Edward Welsh, ATOC spokesman told ITV News: "Just as they might increase them above 4.2% they have to de-crease them elsewhere.
"It's like a traditional pair of kitchen scales. The Government ensures that all the fares come back to 4.2%."
Shadow Transport Minister Maria Eagle told ITV News the rail fare increases represented a broken promise from David Cameron:
"When Labour started doing this ten years ago we weren't in the middle of a double-dip recession with austerity and everybody's living standards being squeezed in the way in which they are now.
"As it became apparent that times were getting tough what Labour did was stop the train companies from charging above the cap.
"So today what people have found going to renew their tickets is that David Cameron promised them they'd be paying no more than 1% above inflation, many people have actually found their ticket price going up by 9%.
Rail passengers are being hit in the pocket as inflation-busting fare rises take effect.

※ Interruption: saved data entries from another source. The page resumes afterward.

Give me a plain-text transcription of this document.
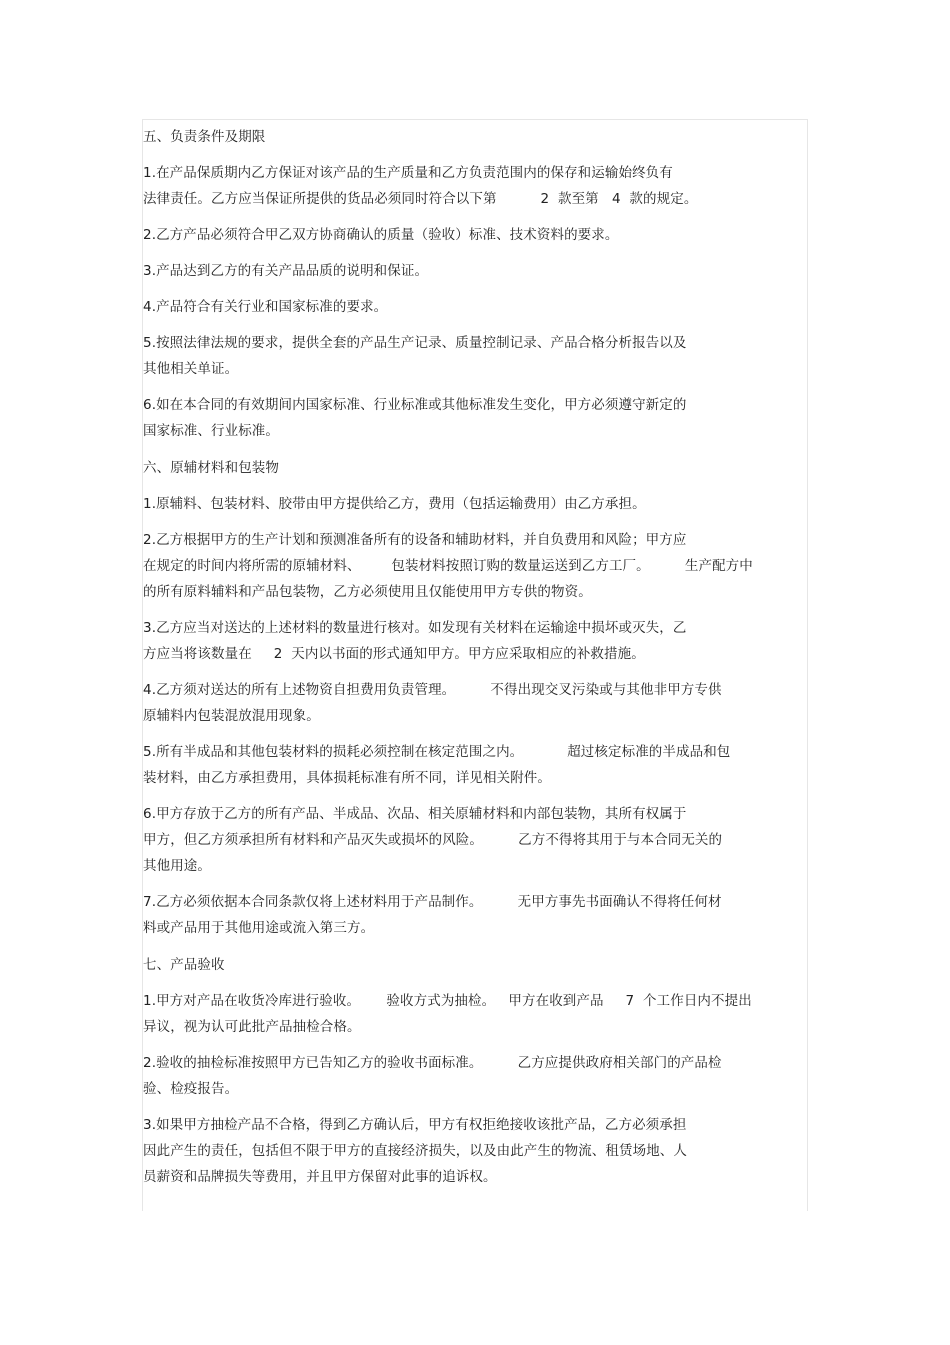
五、负责条件及期限
1.在产品保质期内乙方保证对该产品的生产质量和乙方负责范围内的保存和运输始终负有
法律责任。乙方应当保证所提供的货品必须同时符合以下第          2  款至第   4  款的规定。
2.乙方产品必须符合甲乙双方协商确认的质量（验收）标准、技术资料的要求。
3.产品达到乙方的有关产品品质的说明和保证。
4.产品符合有关行业和国家标准的要求。
5.按照法律法规的要求，提供全套的产品生产记录、质量控制记录、产品合格分析报告以及
其他相关单证。
6.如在本合同的有效期间内国家标准、行业标准或其他标准发生变化，甲方必须遵守新定的
国家标准、行业标准。
六、原辅材料和包装物
1.原辅料、包装材料、胶带由甲方提供给乙方，费用（包括运输费用）由乙方承担。
2.乙方根据甲方的生产计划和预测准备所有的设备和辅助材料，并自负费用和风险；甲方应
在规定的时间内将所需的原辅材料、       包装材料按照订购的数量运送到乙方工厂。        生产配方中
的所有原料辅料和产品包装物，乙方必须使用且仅能使用甲方专供的物资。
3.乙方应当对送达的上述材料的数量进行核对。如发现有关材料在运输途中损坏或灭失，乙
方应当将该数量在     2  天内以书面的形式通知甲方。甲方应采取相应的补救措施。
4.乙方须对送达的所有上述物资自担费用负责管理。        不得出现交叉污染或与其他非甲方专供
原辅料内包装混放混用现象。
5.所有半成品和其他包装材料的损耗必须控制在核定范围之内。          超过核定标准的半成品和包
装材料，由乙方承担费用，具体损耗标准有所不同，详见相关附件。
6.甲方存放于乙方的所有产品、半成品、次品、相关原辅材料和内部包装物，其所有权属于
甲方，但乙方须承担所有材料和产品灭失或损坏的风险。        乙方不得将其用于与本合同无关的
其他用途。
7.乙方必须依据本合同条款仅将上述材料用于产品制作。        无甲方事先书面确认不得将任何材
料或产品用于其他用途或流入第三方。
七、产品验收
1.甲方对产品在收货冷库进行验收。      验收方式为抽检。   甲方在收到产品     7  个工作日内不提出
异议，视为认可此批产品抽检合格。
2.验收的抽检标准按照甲方已告知乙方的验收书面标准。        乙方应提供政府相关部门的产品检
验、检疫报告。
3.如果甲方抽检产品不合格，得到乙方确认后，甲方有权拒绝接收该批产品，乙方必须承担
因此产生的责任，包括但不限于甲方的直接经济损失，以及由此产生的物流、租赁场地、人
员薪资和品牌损失等费用，并且甲方保留对此事的追诉权。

Regulated fares, which include season tickets, are increasing by an average of 4.2%, with the overall average rise for all tickets being 3.9%
Campaign groups have pointed out today's increase is the 10th successive above-inflation rise, with some rail season ticket holders seeing their fares rise by more than 50% in the last 10 years. Also, the TUC has said that fares have risen far faster than wages since the recession in 2008.
ScotRail fares will rise by 3.9%.
"We have worked hard to keep the increase down to a level that continues to offer value for money. At the same time, our approach enables us to continue to invest in improvements including more and faster services and better facilities atstations and on trains.”